It’s been a stressful month for me. First, finding out that my kids likely have Asperger’s Syndrome (AS) sent me off on a journey that seemed to have no clear destination and no directions. I felt lost and alone. It wasn’t the AS that was the problem – that brought understanding and relief. It was figuring out what to do with this information and how to proceed that really got me distressed. I knew I needed to figure out which path was right for us. Until I did, I was anxious, frustrated, and confused.
To add to my stress I learned about the gluten-free casein-free diet and how it could possibly really help my kids (and our family). At first I buried my head in the sand; I didn’t want to even consider it. My kids are already so limited in what they eat, refuse to try anything new (except candy, of course), and mealtimes are already difficult enough without me having to throw in a whole new way of cooking and eating and shopping, and then trying to explain to my kids why I wasn’t buying their usual staple foods anymore. I worried about constant conflict; I worried that my kids would be angry and vent their feelings at me at the expense of the trusting relationship we have built up over the years.
I’m happy to report that things are starting to flow, my anxiety is diminishing daily, and I’m feeling very positive about these issues now. The GFCF diet has turned out to be easier than I thought. And each day I’m finding more and more great websites and recipes devoted to GFCF cooking and baking. A few nights ago I made homemade sausage patties into which I added small amounts of pureed vegetables, including green beans. Son ate all the sausage patties, which just may count as the first green vegetable he’s eaten since he was 2. I am so excited that I have finally found a way to get greens into him (I will slowly increase the amount of puree over time).
But the biggest relief was finding a direction to follow with respect to the AS issue. I spent some time on a couple online forums where people don’t “do” diagnoses and don’t believe in labels. They treat each child as an individual and deal with their unique issues as specific considerations rather than symptoms of an overall “syndrome”. I really respect this approach, and I can understand why someone would want to go this route.

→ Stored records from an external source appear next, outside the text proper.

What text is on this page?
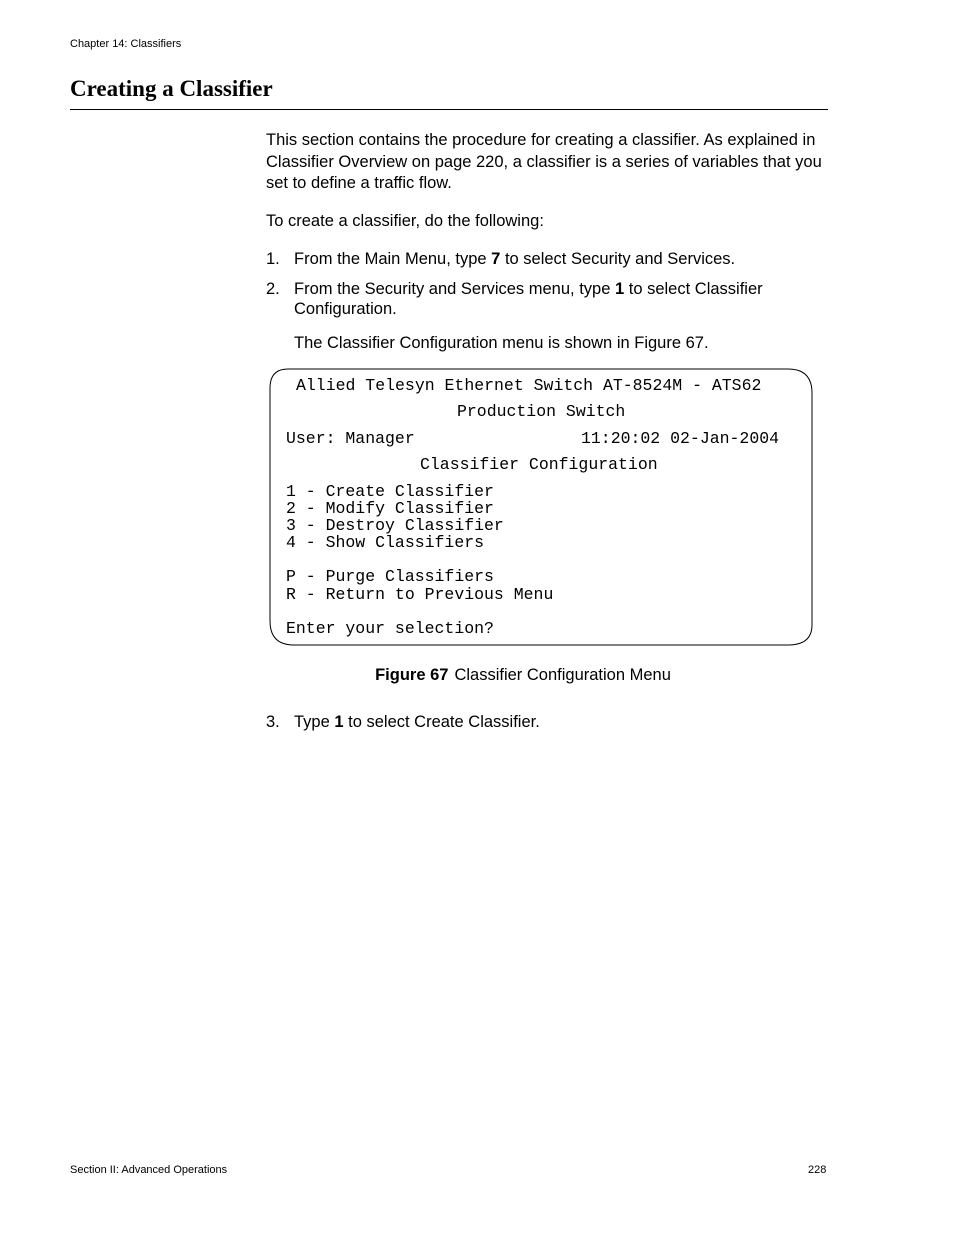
Chapter 14: Classifiers
Creating a Classifier

This section contains the procedure for creating a classifier. As explained in Classifier Overview on page 220, a classifier is a series of variables that you set to define a traffic flow.

To create a classifier, do the following:

1. From the Main Menu, type 7 to select Security and Services.
2. From the Security and Services menu, type 1 to select Classifier Configuration.
The Classifier Configuration menu is shown in Figure 67.
Allied Telesyn Ethernet Switch AT-8524M - ATS62
Production Switch
User: Manager	11:20:02 02-Jan-2004
Classifier Configuration
1 - Create Classifier
2 - Modify Classifier
3 - Destroy Classifier
4 - Show Classifiers
P - Purge Classifiers
R - Return to Previous Menu
Enter your selection?
Figure 67 Classifier Configuration Menu
3. Type 1 to select Create Classifier.
Section II: Advanced Operations	228
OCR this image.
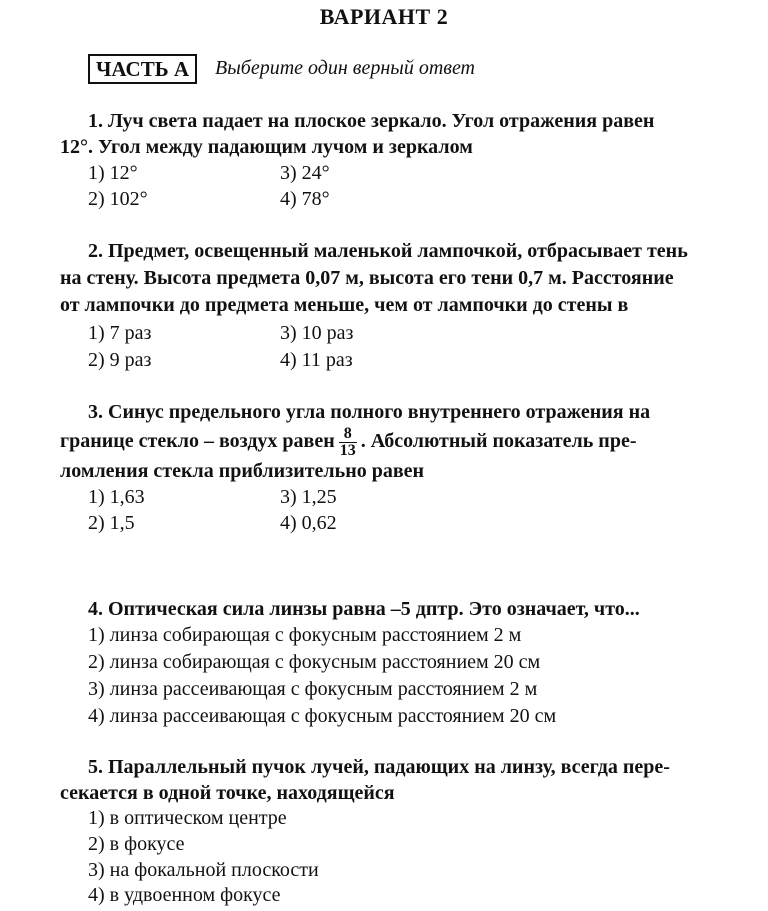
ВАРИАНТ 2
ЧАСТЬ А	Выберите один верный ответ
1. Луч света падает на плоское зеркало. Угол отражения равен
12°. Угол между падающим лучом и зеркалом
1) 12°	3) 24°
2) 102°	4) 78°
2. Предмет, освещенный маленькой лампочкой, отбрасывает тень
на стену. Высота предмета 0,07 м, высота его тени 0,7 м. Расстояние
от лампочки до предмета меньше, чем от лампочки до стены в
1) 7 раз	3) 10 раз
2) 9 раз	4) 11 раз
3. Синус предельного угла полного внутреннего отражения на
границе стекло – воздух равен $\frac{8}{13}$ . Абсолютный показатель пре-
ломления стекла приблизительно равен
1) 1,63	3) 1,25
2) 1,5	4) 0,62
4. Оптическая сила линзы равна –5 дптр. Это означает, что...
1) линза собирающая с фокусным расстоянием 2 м
2) линза собирающая с фокусным расстоянием 20 см
3) линза рассеивающая с фокусным расстоянием 2 м
4) линза рассеивающая с фокусным расстоянием 20 см
5. Параллельный пучок лучей, падающих на линзу, всегда пере-
секается в одной точке, находящейся
1) в оптическом центре
2) в фокусе
3) на фокальной плоскости
4) в удвоенном фокусе
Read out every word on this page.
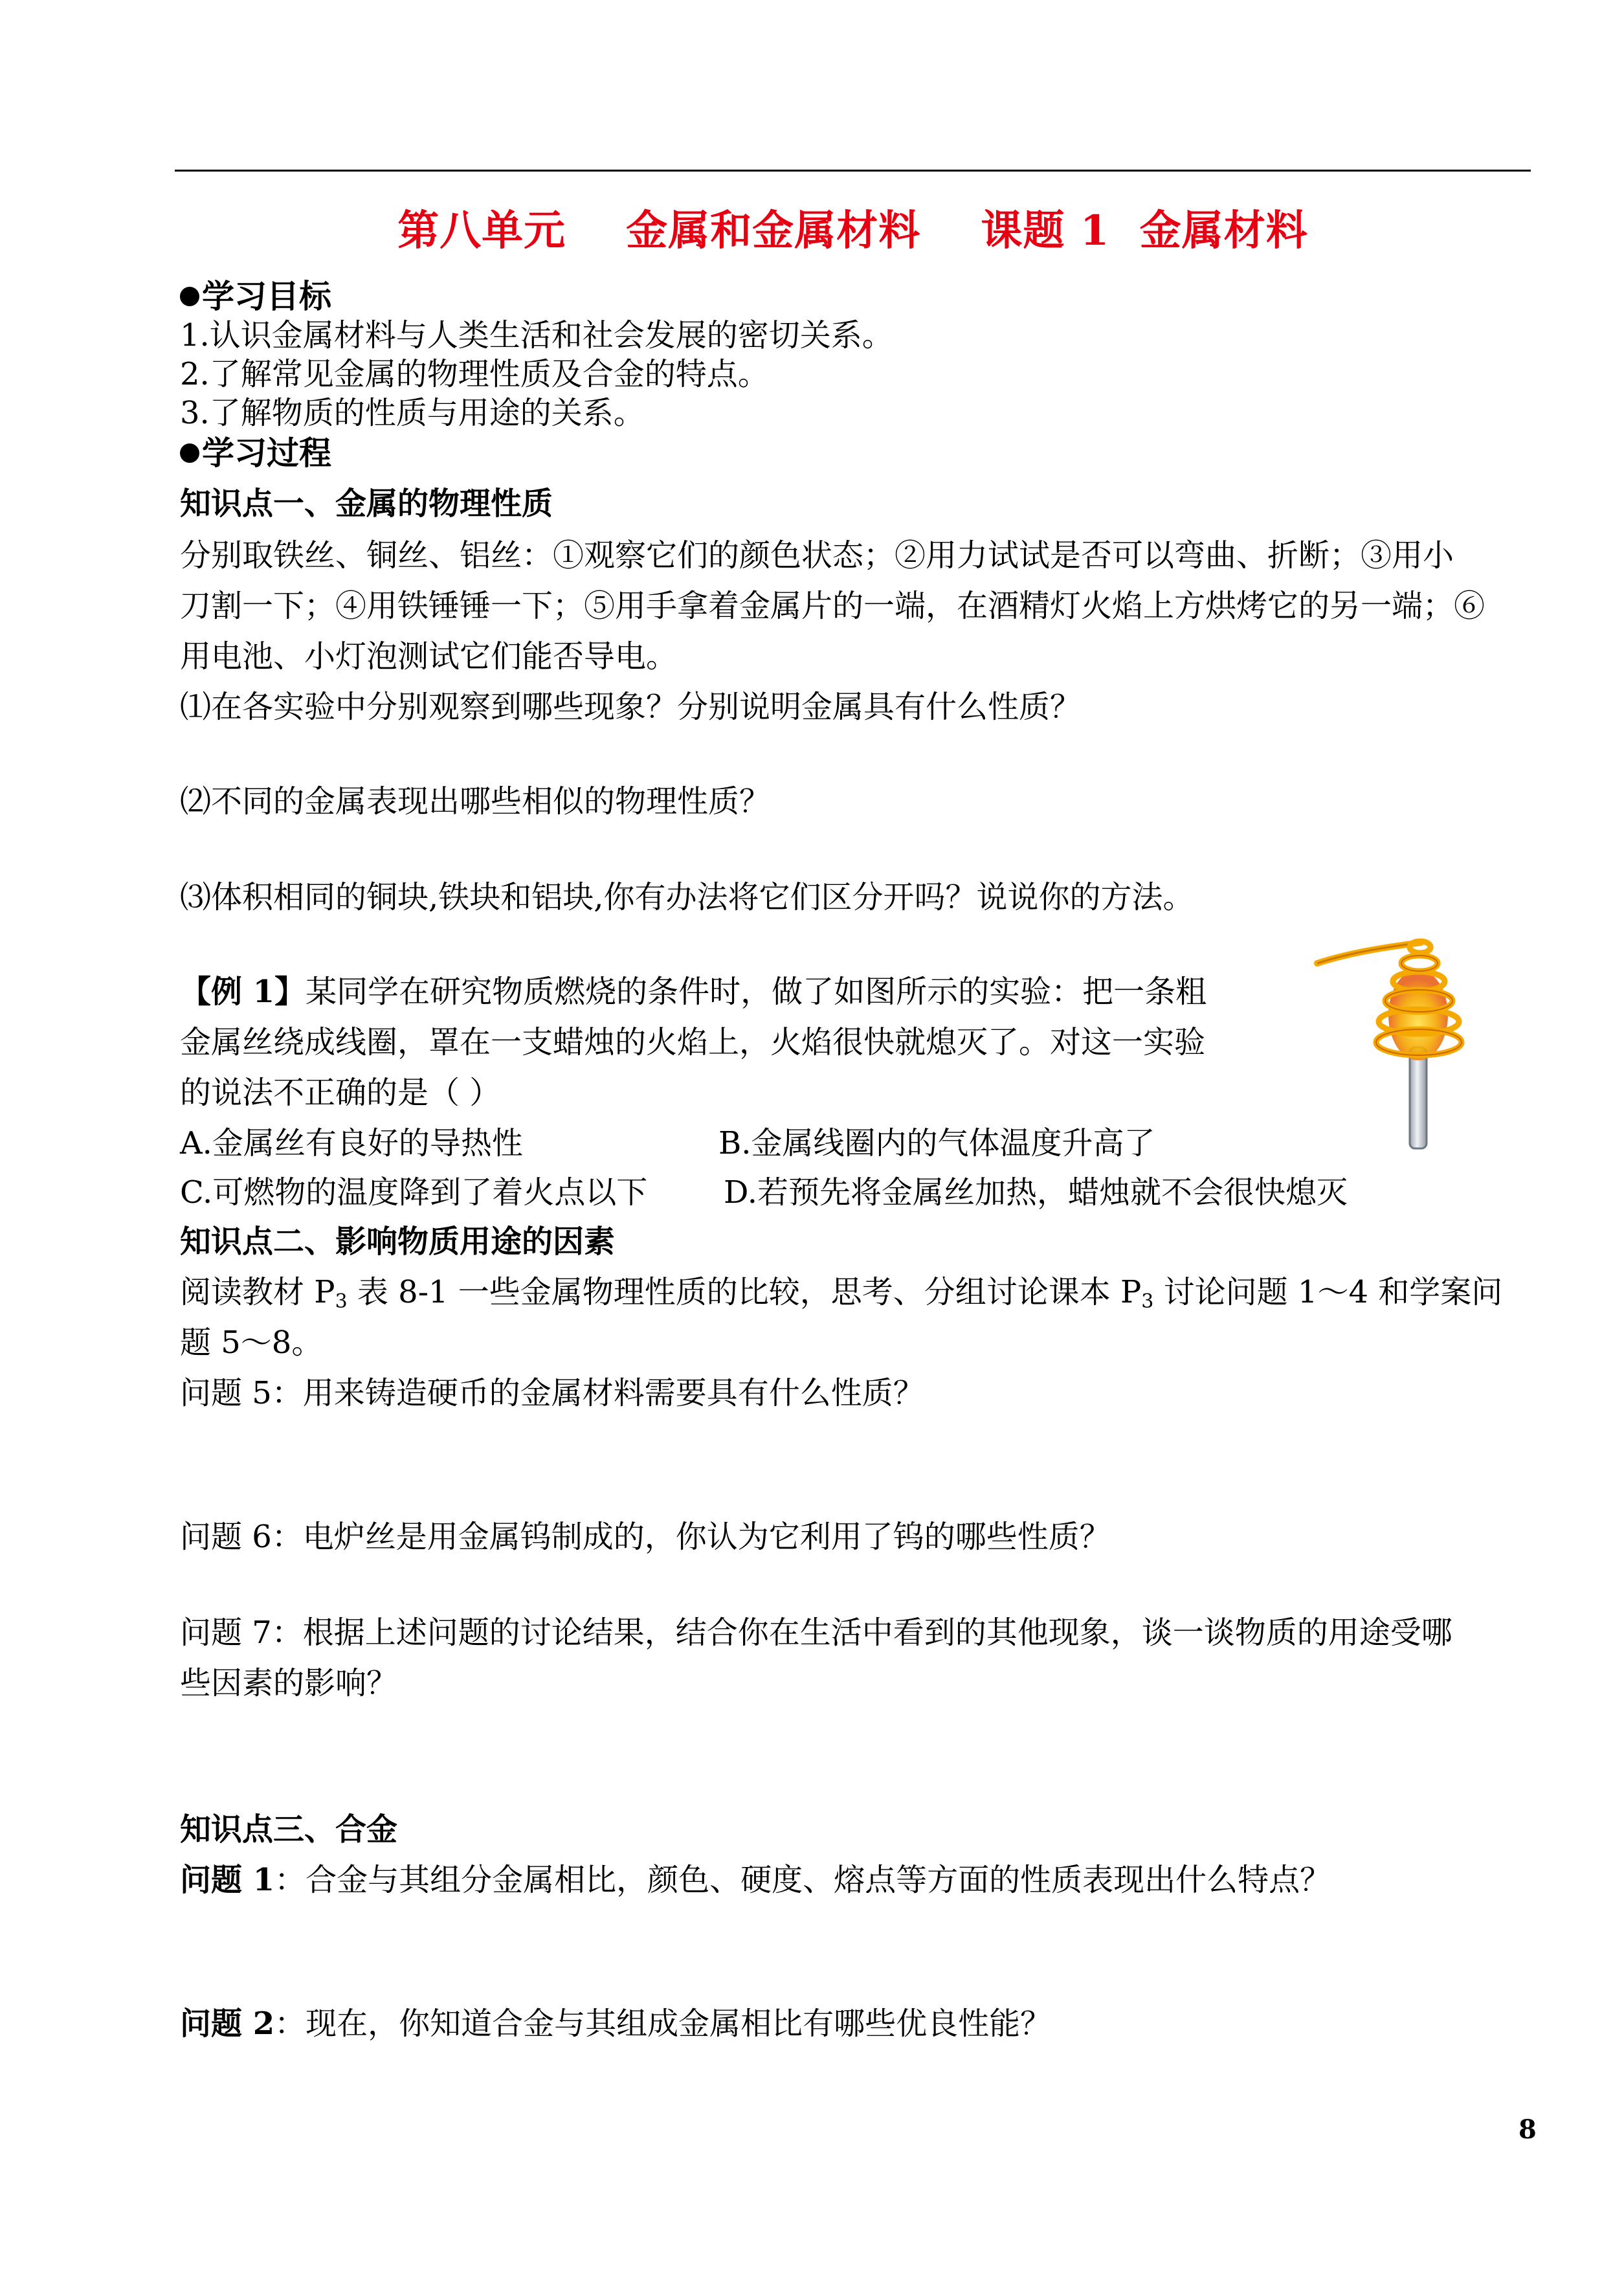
第八单元    金属和金属材料    课题 1  金属材料
学习目标
1.认识金属材料与人类生活和社会发展的密切关系。
2.了解常见金属的物理性质及合金的特点。
3.了解物质的性质与用途的关系。
学习过程
知识点一、金属的物理性质
分别取铁丝、铜丝、铝丝：①观察它们的颜色状态；②用力试试是否可以弯曲、折断；③用小
刀割一下；④用铁锤锤一下；⑤用手拿着金属片的一端，在酒精灯火焰上方烘烤它的另一端；⑥
用电池、小灯泡测试它们能否导电。
⑴在各实验中分别观察到哪些现象？分别说明金属具有什么性质？
⑵不同的金属表现出哪些相似的物理性质？
⑶体积相同的铜块,铁块和铝块,你有办法将它们区分开吗？说说你的方法。
【例 1】某同学在研究物质燃烧的条件时，做了如图所示的实验：把一条粗
金属丝绕成线圈，罩在一支蜡烛的火焰上，火焰很快就熄灭了。对这一实验
的说法不正确的是（ ）
A.金属丝有良好的导热性	B.金属线圈内的气体温度升高了
C.可燃物的温度降到了着火点以下 D.若预先将金属丝加热，蜡烛就不会很快熄灭
知识点二、影响物质用途的因素
阅读教材 $P_3$ 表 8-1 一些金属物理性质的比较，思考、分组讨论课本 $P_3$ 讨论问题 1～4 和学案问
题 5～8。
问题 5：用来铸造硬币的金属材料需要具有什么性质？
问题 6：电炉丝是用金属钨制成的，你认为它利用了钨的哪些性质？
问题 7：根据上述问题的讨论结果，结合你在生活中看到的其他现象，谈一谈物质的用途受哪
些因素的影响？
知识点三、合金
问题 1：合金与其组分金属相比，颜色、硬度、熔点等方面的性质表现出什么特点？
问题 2：现在，你知道合金与其组成金属相比有哪些优良性能？
8
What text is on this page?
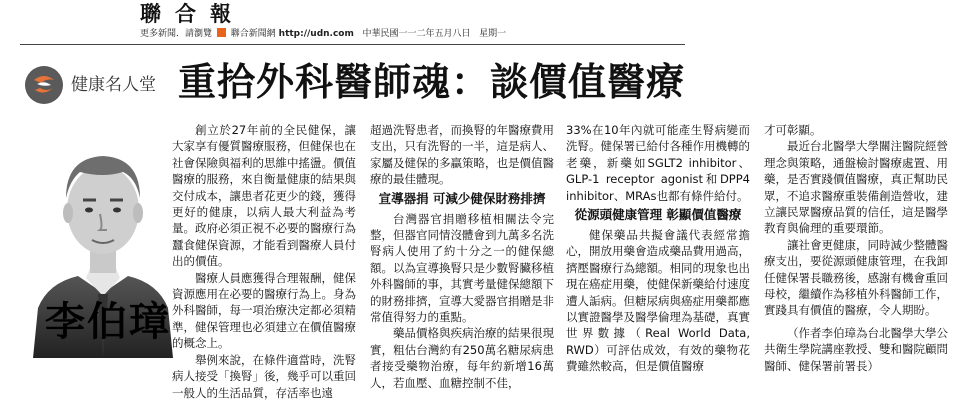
聯合報
更多新聞．請瀏覽 聯合新聞網 http://udn.com 中華民國一一二年五月八日 星期一
健康名人堂 重拾外科醫師魂：談價值醫療
李伯璋

創立於27年前的全民健保，讓大家享有優質醫療服務，但健保也在社會保險與福利的思維中搖盪。價值醫療的服務，來自衡量健康的結果與交付成本，讓患者花更少的錢，獲得更好的健康，以病人最大利益為考量。政府必須正視不必要的醫療行為蠶食健保資源，才能看到醫療人員付出的價值。

醫療人員應獲得合理報酬，健保資源應用在必要的醫療行為上。身為外科醫師，每一項治療決定都必須精準，健保管理也必須建立在價值醫療的概念上。

舉例來說，在條件適當時，洗腎病人接受「換腎」後，幾乎可以重回一般人的生活品質，存活率也遠

超過洗腎患者，而換腎的年醫療費用支出，只有洗腎的一半，這是病人、家屬及健保的多贏策略，也是價值醫療的最佳體現。

宣導器捐 可減少健保財務排擠

台灣器官捐贈移植相關法令完整，但器官同情沒體會到九萬多名洗腎病人使用了約十分之一的健保總額。以為宣導換腎只是少數腎臟移植外科醫師的事，其實考量健保總額下的財務排擠，宣導大愛器官捐贈是非常值得努力的重點。

藥品價格與疾病治療的結果很現實，粗估台灣約有250萬名糖尿病患者接受藥物治療，每年約新增16萬人，若血壓、血糖控制不佳，

33%在10年內就可能產生腎病變而洗腎。健保署已給付各種作用機轉的老藥，新藥如SGLT2 inhibitor、GLP-1 receptor agonist和DPP4 inhibitor、MRAs也都有條件給付。

從源頭健康管理 彰顯價值醫療

健保藥品共擬會議代表經常擔心，開放用藥會造成藥品費用過高，擠壓醫療行為總額。相同的現象也出現在癌症用藥，使健保新藥給付速度遭人詬病。但糖尿病與癌症用藥都應以實證醫學及醫學倫理為基礎，真實世界數據（Real World Data, RWD）可評估成效，有效的藥物花費雖然較高，但是價值醫療

才可彰顯。

最近台北醫學大學關注醫院經營理念與策略，通盤檢討醫療處置、用藥，是否實踐價值醫療，真正幫助民眾，不追求醫療重裝備創造營收，建立讓民眾醫療品質的信任，這是醫學教育與倫理的重要環節。

讓社會更健康，同時減少整體醫療支出，要從源頭健康管理，在我卸任健保署長職務後，感謝有機會重回母校，繼續作為移植外科醫師工作，實踐具有價值的醫療，令人期盼。

（作者李伯璋為台北醫學大學公共衛生學院講座教授、雙和醫院顧問醫師、健保署前署長）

It was definitely a possibility for us, but I still felt drawn to getting a diagnosis because I felt it would open up doors for us that would otherwise be closed. However, I also wanted to make sure that a diagnosis would not stand out as a defining characteristic of my kids and our family. I felt that somewhere I needed to find the “happy medium” where I didn’t feel alone, but where my kids weren’t going to be asked to fit into someone else’s idea of who they should be.
Last week I had a long chat with a representative from our homeschooling program‘s Special Ed department. They are supportive of getting a diagnosis because it makes resources and funding available to us (and in this program, unlike most schools here, we will get to decide how we want to spend that funding rather than being limited to certain treatment options). But the woman I spoke to emphasized that each child is treated as an individual and that they don’t focus on labels. Without going into long details about our conversation let me just say that I was so relieved, excited, and happy at the end of it. Their approach is exactly the happy medium I was looking for. I really felt like somebody stepped out and pointed me in the right direction. I feel confident now about the path we are taking, I feel like this isn’t going to define us or create any changes in my kids’ opportunities or their autonomy as learners. I feel like I have support and community. It’s such a relief to feel like I know where I’m going now!